Multiple Solutions for the Non-Abelian Chern--Simons--Higgs Vortex Equations

In this paper we study the existence of multiple solutions for the non-Abelian Chern--Simons--Higgs $(N\times N)$-system: \[ \Delta u_i=\lambda\left(\sum_{j=1}^N\sum_{k=1}^N K_{kj}K_{ji}\re^{u_j}\re^{u_k}-\sum_{j=1}^N K_{ji}\re^{u_j}\right)+4\pi\sum_{j=1}^{n_i}\delta_{p_{ij}},\quad i=1,\dots, N; \] over a doubly periodic domain $\Omega$, with coupling matrix $K$ given by the Cartan matrix of $SU(N+1),$ (see \eqref{k1} below). Here, $\lambda>0$ is the coupling parameter, $\delta_p$ is the Dirac measure with pole at $p$ and $n_i\in \mathbb{N},$ for $i=1, \dots, N.$ When $N=1, 2$ many results are now available for the periodic solvability of such system and provide the existence of different classes of solutions known as: topological, non-topological, mixed and blow-up type.
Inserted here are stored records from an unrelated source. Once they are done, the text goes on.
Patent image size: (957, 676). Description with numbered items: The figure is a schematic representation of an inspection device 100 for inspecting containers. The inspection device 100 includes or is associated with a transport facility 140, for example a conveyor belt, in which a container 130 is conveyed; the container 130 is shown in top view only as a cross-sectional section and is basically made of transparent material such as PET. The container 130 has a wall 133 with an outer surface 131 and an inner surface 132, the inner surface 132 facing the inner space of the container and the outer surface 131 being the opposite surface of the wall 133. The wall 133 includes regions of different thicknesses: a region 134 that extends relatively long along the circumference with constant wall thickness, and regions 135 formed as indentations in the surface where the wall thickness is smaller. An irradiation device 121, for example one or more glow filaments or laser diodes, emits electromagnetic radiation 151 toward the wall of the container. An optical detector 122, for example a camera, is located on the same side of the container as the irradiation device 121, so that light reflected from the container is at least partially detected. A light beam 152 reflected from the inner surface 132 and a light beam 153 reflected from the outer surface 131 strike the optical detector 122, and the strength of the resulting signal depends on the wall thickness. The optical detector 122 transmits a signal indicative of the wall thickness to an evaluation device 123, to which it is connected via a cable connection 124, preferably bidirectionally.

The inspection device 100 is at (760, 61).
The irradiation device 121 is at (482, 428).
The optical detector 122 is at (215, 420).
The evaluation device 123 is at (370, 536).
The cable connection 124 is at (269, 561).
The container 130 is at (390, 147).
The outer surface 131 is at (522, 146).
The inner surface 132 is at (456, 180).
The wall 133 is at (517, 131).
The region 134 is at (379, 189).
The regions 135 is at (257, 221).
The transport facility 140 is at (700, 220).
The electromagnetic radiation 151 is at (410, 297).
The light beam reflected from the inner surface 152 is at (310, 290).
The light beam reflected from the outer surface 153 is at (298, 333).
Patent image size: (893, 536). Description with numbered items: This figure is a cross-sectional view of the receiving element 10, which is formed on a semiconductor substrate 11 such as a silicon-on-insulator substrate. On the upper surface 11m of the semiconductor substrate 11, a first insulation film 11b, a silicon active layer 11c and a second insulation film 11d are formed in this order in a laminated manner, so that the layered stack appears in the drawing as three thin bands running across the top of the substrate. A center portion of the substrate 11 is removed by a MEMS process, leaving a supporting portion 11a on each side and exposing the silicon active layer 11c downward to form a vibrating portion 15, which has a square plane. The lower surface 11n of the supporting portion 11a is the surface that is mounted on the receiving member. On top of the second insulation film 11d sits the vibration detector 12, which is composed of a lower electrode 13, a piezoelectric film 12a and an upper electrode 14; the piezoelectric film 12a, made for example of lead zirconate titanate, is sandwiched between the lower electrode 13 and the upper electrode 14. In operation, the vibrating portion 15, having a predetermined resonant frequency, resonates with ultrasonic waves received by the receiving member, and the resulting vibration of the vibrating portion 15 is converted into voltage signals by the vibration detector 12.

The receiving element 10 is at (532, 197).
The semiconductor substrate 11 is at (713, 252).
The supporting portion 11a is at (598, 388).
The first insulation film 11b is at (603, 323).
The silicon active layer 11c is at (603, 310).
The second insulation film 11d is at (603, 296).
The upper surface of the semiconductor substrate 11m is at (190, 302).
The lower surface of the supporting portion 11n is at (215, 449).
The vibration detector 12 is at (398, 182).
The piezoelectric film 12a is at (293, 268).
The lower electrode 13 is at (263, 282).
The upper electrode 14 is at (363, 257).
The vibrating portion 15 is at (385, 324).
On the contrary for $N\ge 3,$ only recently in \cite{haya1} the authors managed to obtain the existence of one doubly periodic solution via a minimisation procedure, in the spirit of \cite{nota} . Our main contribution in this paper is to show (as in \cite{nota}) that actually the given system admits a second doubly periodic solutions of "Mountain-pass" type, provided that $3\le N\le 5$. Note that the existence of multiple solutions is relevant from the physical point of view. Indeed, it implies the co-existence of different non-Abelian Chern--Simons condensates sharing the same set (assigned component-wise) of vortex points, energy and fluxes. The main difficulty to overcome is to attain a "compactness" property encompassed by the so called Palais--Smale condition for the corresponding "action" functional, whose validity remains still open for $N\ge 6$.